That is, it is a quantification of the rule that determines how a choice is made. When response bias shifted to a relatively more liberal bias, that is, the decision criterion changed, increased activation was observed in the left IFG. This seems to be in line with the aforementioned findings from Crone and colleagues (Crone et al. 2006) who observed an increase in activity in this selleck region when the rule used to make a choice needed to be changed. Previous studies investigating the
neural correlates of perceptual decision-making have implicated the left SFS in the computation Inhibitors,research,lifescience,medical of perceptual decisions (Heekeren et al. 2004, 2006; Pleger Inhibitors,research,lifescience,medical et al. 2006; Philiastides et al. 2011). For example, Heekeren and colleagues (Heekeren et al. 2006) found that activation in
the left superior frontal sulcus reflected the comparison of accumulated evidence needed for the discrimination of perceptual stimuli. When activity in this region was disrupted, the rate of sensory Inhibitors,research,lifescience,medical evidence accumulation decreased and decisions became less accurate (Philiastides et al. 2011). While the left SFS may be involved in comparing sensory evidence, we (Reckless et al. 2013) previously found that a more ventral region of the frontal cortex, the left IFG may be involved in adjusting the decision criterion between different decision environments. Inhibitors,research,lifescience,medical However, the block design of that study limited how this
relationship could be interpreted. The present findings suggest that the left IFG is indeed involved in adapting the decision criterion. This is in keeping with findings from Rahnev and colleagues (Rahnev et al. 2011) who found that individuals who adjusted their response bias more based on information from predictive cues had greater activation in the left IFG. However, Inhibitors,research,lifescience,medical one problem that arises when considering results across perceptual decision-making studies is whether the perceptual decision-making task was one of detection or one of discrimination and what decision-making model was used to evaluate the behavioral Mephenoxalone and imaging findings.
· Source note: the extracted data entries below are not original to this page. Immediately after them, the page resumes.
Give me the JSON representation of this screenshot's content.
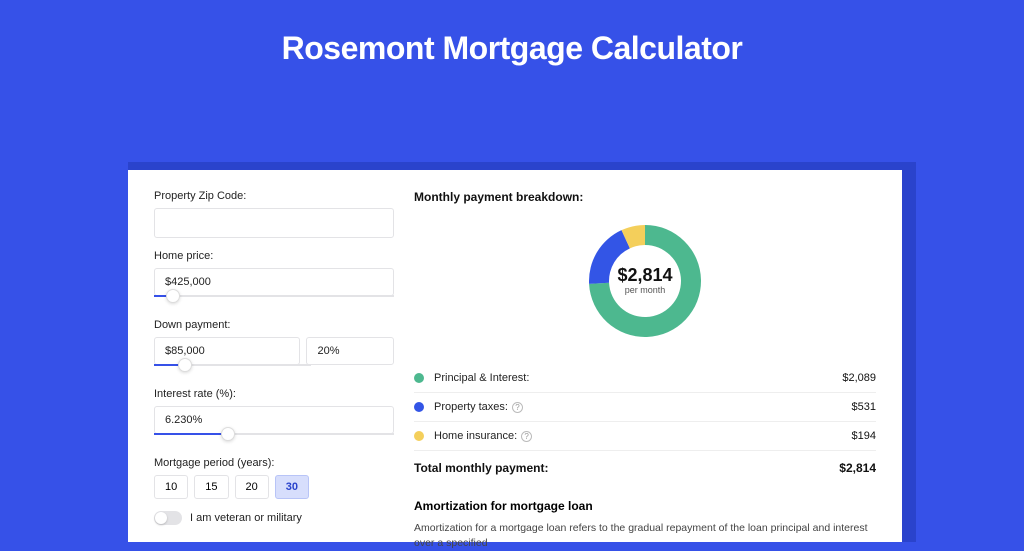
{
  "page": {
    "title": "Rosemont Mortgage Calculator"
  },
  "form": {
    "zip_label": "Property Zip Code:",
    "zip_value": "",
    "home_price_label": "Home price:",
    "home_price_value": "$425,000",
    "home_price_slider_pct": 8,
    "down_payment_label": "Down payment:",
    "down_payment_value": "$85,000",
    "down_payment_pct_value": "20%",
    "down_payment_slider_pct": 20,
    "interest_label": "Interest rate (%):",
    "interest_value": "6.230%",
    "interest_slider_pct": 31,
    "period_label": "Mortgage period (years):",
    "period_options": [
      "10",
      "15",
      "20",
      "30"
    ],
    "period_selected": "30",
    "veteran_label": "I am veteran or military",
    "veteran_on": false
  },
  "breakdown": {
    "title": "Monthly payment breakdown:",
    "center_amount": "$2,814",
    "center_sub": "per month",
    "items": [
      {
        "label": "Principal & Interest:",
        "amount": "$2,089",
        "color": "#4db88f",
        "pct": 74.2,
        "tooltip": false
      },
      {
        "label": "Property taxes:",
        "amount": "$531",
        "color": "#3355e6",
        "pct": 18.9,
        "tooltip": true
      },
      {
        "label": "Home insurance:",
        "amount": "$194",
        "color": "#f4cf5b",
        "pct": 6.9,
        "tooltip": true
      }
    ],
    "total_label": "Total monthly payment:",
    "total_amount": "$2,814"
  },
  "amortization": {
    "title": "Amortization for mortgage loan",
    "text": "Amortization for a mortgage loan refers to the gradual repayment of the loan principal and interest over a specified"
  },
  "chart_data": {
    "type": "pie",
    "title": "Monthly payment breakdown",
    "series": [
      {
        "name": "Principal & Interest",
        "value": 2089,
        "color": "#4db88f"
      },
      {
        "name": "Property taxes",
        "value": 531,
        "color": "#3355e6"
      },
      {
        "name": "Home insurance",
        "value": 194,
        "color": "#f4cf5b"
      }
    ],
    "total": 2814,
    "center_label": "$2,814 per month",
    "donut_inner_radius_ratio": 0.62
  }
}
This study used a detection task and signal detection theory (SDT). Rahnev and colleagues (Rahnev et al. 2011), who found a similar relationship between response bias and activation in the left IFG, used a discrimination task and SDT. The finding that there is a relationship between response bias and the left IFG in both a discrimination and a detection task suggests that the relationship is independent of the type of perceptual decision-making task performed. A limitation of this study was that it used one theory of decision-making to investigate the neural correlates of the decision criterion.